We are living in a world that demands from financial service providers to be able to perform as close to real-time as possible, three main functions:
Monitoring, Analyzing, and Reporting.
The US seems to be the most demanding country in terms of domestic and foreign corporate governance and securities laws, with erroneous disclosure requirements (e.g. Dodd-Frank). They also, merit the first place in terms implementing and front running Europe with strict foreign policy tax accounting laws (e.g. FACTA).
The fundamental difference between Europe and the US, is that Europe has taken a principal-based approach to regulation whereas the US has taken a rule based approach.
Europe shows more progressive signs in terms of privacy of data, transparency, Open APIs and regulations like PSD2 ; however, gets the first prize in term of broad scope of securities regulations (MIFID and related regs) and complexity of regulatory bodies from the various countries.
Europe already has three regulatory Sandboxes in place (UK, France and Switzerland to be launched). Whilst the US has none. The “Rest” is sprinting with Abu Dabhi launching a Sandbox (FSRA), ASIC in Australia also in the planning phase, and MAS in Singapore who took the lead.
Asia overall has a very small regulatory library compared to the West. Australia has its two main regulatory bodies ASIC (the SEC analog) and ARPA (The Australian Prudential Regulation Authority. Government imposed restrictions in Mainland Chain, revolve around currency controls and its consequences, to capital markets and investments. China is saying that “A change in regulatory philosophy before any formal institutional adjustments will help solve the problem”. So no massive regulatory legislation expected soon from China.

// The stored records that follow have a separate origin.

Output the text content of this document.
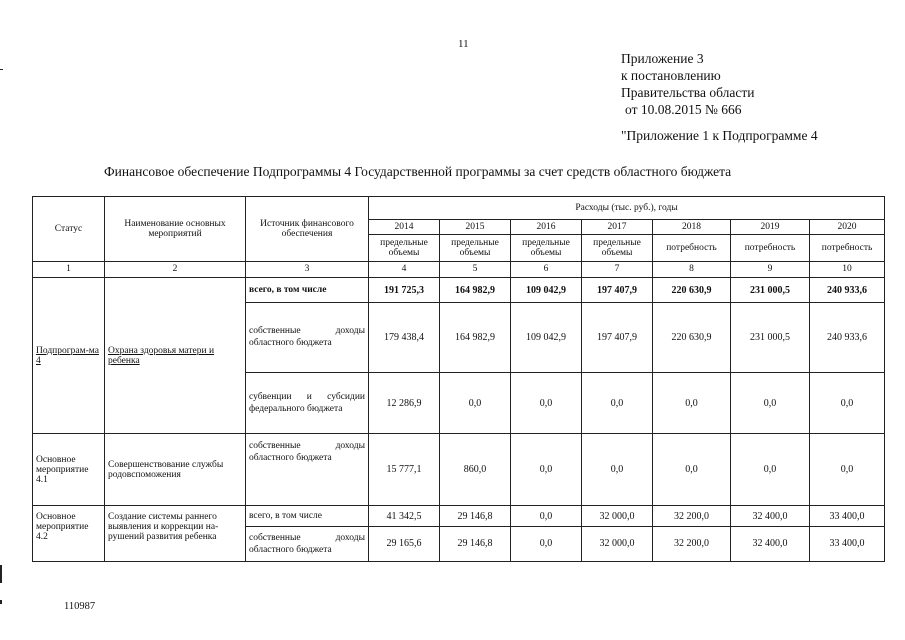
11
Приложение 3
к постановлению
Правительства области
от 10.08.2015 № 666
"Приложение 1 к Подпрограмме 4
Финансовое обеспечение Подпрограммы 4 Государственной программы за счет средств областного бюджета
Статус	Наименование основных мероприятий	Источник финансового обеспечения	Расходы (тыс. руб.), годы						
			2014	2015	2016	2017	2018	2019	2020
			предельные объемы	предельные объемы	предельные объемы	предельные объемы	потребность	потребность	потребность
1	2	3	4	5	6	7	8	9	10
Подпрограм-ма 4	Охрана здоровья матери и ребенка	всего, в том числе	191 725,3	164 982,9	109 042,9	197 407,9	220 630,9	231 000,5	240 933,6
		собственные доходы областного бюджета	179 438,4	164 982,9	109 042,9	197 407,9	220 630,9	231 000,5	240 933,6
		субвенции и субсидии федерального бюджета	12 286,9	0,0	0,0	0,0	0,0	0,0	0,0
Основное мероприятие 4.1	Совершенствование службы родовспоможения	собственные доходы областного бюджета	15 777,1	860,0	0,0	0,0	0,0	0,0	0,0
Основное мероприятие 4.2	Создание системы раннего выявления и коррекции на-рушений развития ребенка	всего, в том числе	41 342,5	29 146,8	0,0	32 000,0	32 200,0	32 400,0	33 400,0
		собственные доходы областного бюджета	29 165,6	29 146,8	0,0	32 000,0	32 200,0	32 400,0	33 400,0
110987
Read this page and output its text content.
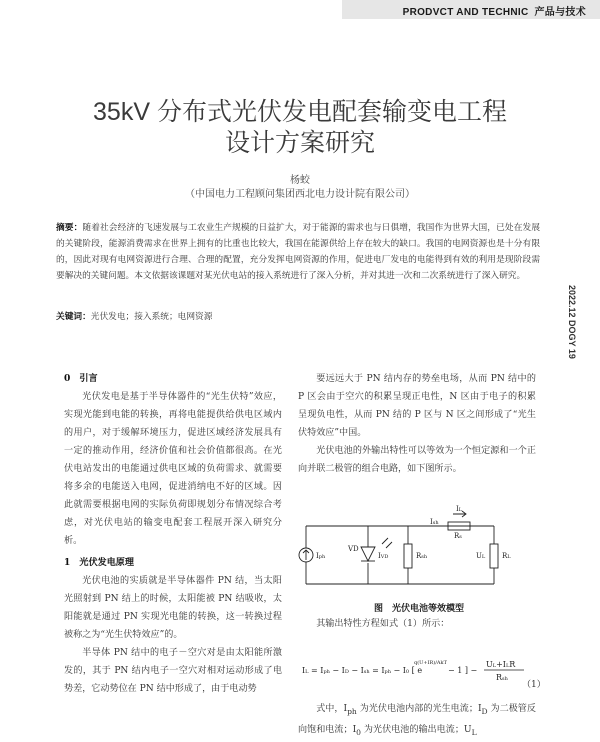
PRODVCT AND TECHNIC 产品与技术
35kV 分布式光伏发电配套输变电工程
设计方案研究
杨蛟
（中国电力工程顾问集团西北电力设计院有限公司）
摘要：随着社会经济的飞速发展与工农业生产规模的日益扩大，对于能源的需求也与日俱增，我国作为世界大国，已处在发展的关键阶段，能源消费需求在世界上拥有的比重也比较大，我国在能源供给上存在较大的缺口。我国的电网资源也是十分有限的，因此对现有电网资源进行合理、合理的配置，充分发挥电网资源的作用，促进电厂发电的电能得到有效的利用是现阶段需要解决的关键问题。本文依据该课题对某光伏电站的接入系统进行了深入分析，并对其进一次和二次系统进行了深入研究。
关键词：光伏发电；接入系统；电网资源	2022.12 DOGY 19
0　引言

光伏发电是基于半导体器件的“光生伏特”效应，实现光能到电能的转换，再将电能提供给供电区域内的用户，对于缓解环境压力，促进区域经济发展具有一定的推动作用，经济价值和社会价值都很高。在光伏电站发出的电能通过供电区域的负荷需求、就需要将多余的电能送入电网，促进消纳电不好的区域。因此就需要根据电网的实际负荷即规划分布情况综合考虑，对光伏电站的输变电配套工程展开深入研究分析。

1　光伏发电原理

光伏电池的实质就是半导体器件 PN 结，当太阳光照射到 PN 结上的时候，太阳能被 PN 结吸收，太阳能就是通过 PN 实现光电能的转换，这一转换过程被称之为“光生伏特效应”的。

半导体 PN 结中的电子－空穴对是由太阳能所激发的，其于 PN 结内电子一空穴对相对运动形成了电势差，它动势位在 PN 结中形成了，由于电动势

要远远大于 PN 结内存的势垒电场，从而 PN 结中的 P 区会由于空穴的积累呈现正电性，N 区由于电子的积累呈现负电性，从而 PN 结的 P 区与 N 区之间形成了“光生伏特效应”中国。

光伏电池的外输出特性可以等效为一个恒定源和一个正向并联二极管的组合电路，如下图所示。

Iph
VD
IVD	Rsh
Rs
IL
UL RL
Ish
图　光伏电池等效模型

其输出特性方程如式（1）所示：

IL = Iph − ID − Ish = Iph − I0 [ e
q(U+IR)/AkT
− 1 ] −
UL+ILR
Rsh
（1）

式中，$I_{ph}$ 为光伏电池内部的光生电流；$I_D$ 为二极管反向饱和电流；$I_0$ 为光伏电池的输出电流；$U_L$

In this week’s coverage, we will be deliberately avoiding landscape reports.
On Tuesday, we will take a tour into requirements around capital markets and investing.
On Wednesday, we look at how small businesses are affected from the regulatory burden.
On Thursday, we will focus on the insurance sector.
On Friday, we will dive into PSD2 and its impact.
The broadest impact, the heaviest drawdown is clearly in capital markets and investing. Domestic markets and cross border considerations, are really complex. GRC considerations are also global with international vendor, supplier and customer relationships. We set aside all issues related to ID authentication simply because it is a separate and broader issue (not only for financial service providers) and merits a separate look.
Regtech is a B2B Fintech vertical. Regtech can be thought as the Cost of doing business, much like licenses, safety infrastructure, or mandatory insurance policies in other industries.
Financial service providers have to figure out how to offer a Cheaper (for their own sake), Better, Faster Service to Regulators.
A Mandatory free service, is what has been demanded!
Can Fintech make this triple-sided service (Monitor, Analyze, Report) Cheaper, Better, Faster?
Goldman Sachs and JP Morgan say they are Fintechs and talk about the percentage of engineers they employ. JP Morgan wants to be seen by financial analysts as a techquity. But I am sure that in both cases, their legal departments aren’t in any meaningful partnership with their data science – engineers.
For the financial industry to advance and stop being impeded by the Mandatory free services demanded (Compliance and regulation); there are three shifts that need to occur and that have not even started:
- Regulated Financial institutions need to bridge the silos between Legal and Data engineers.
- Regulators need to hire engineers and adapt more technology, so they can tap into the APIs of their customers (ironically, incurring the costs to offer them a free service)
- Governments need to invest in the development of the killer regtech apps, needed by financial institutions; therefore subsidizing the cost of keeping the financial system safe and sound. But most importantly, harmonizing the process internationally.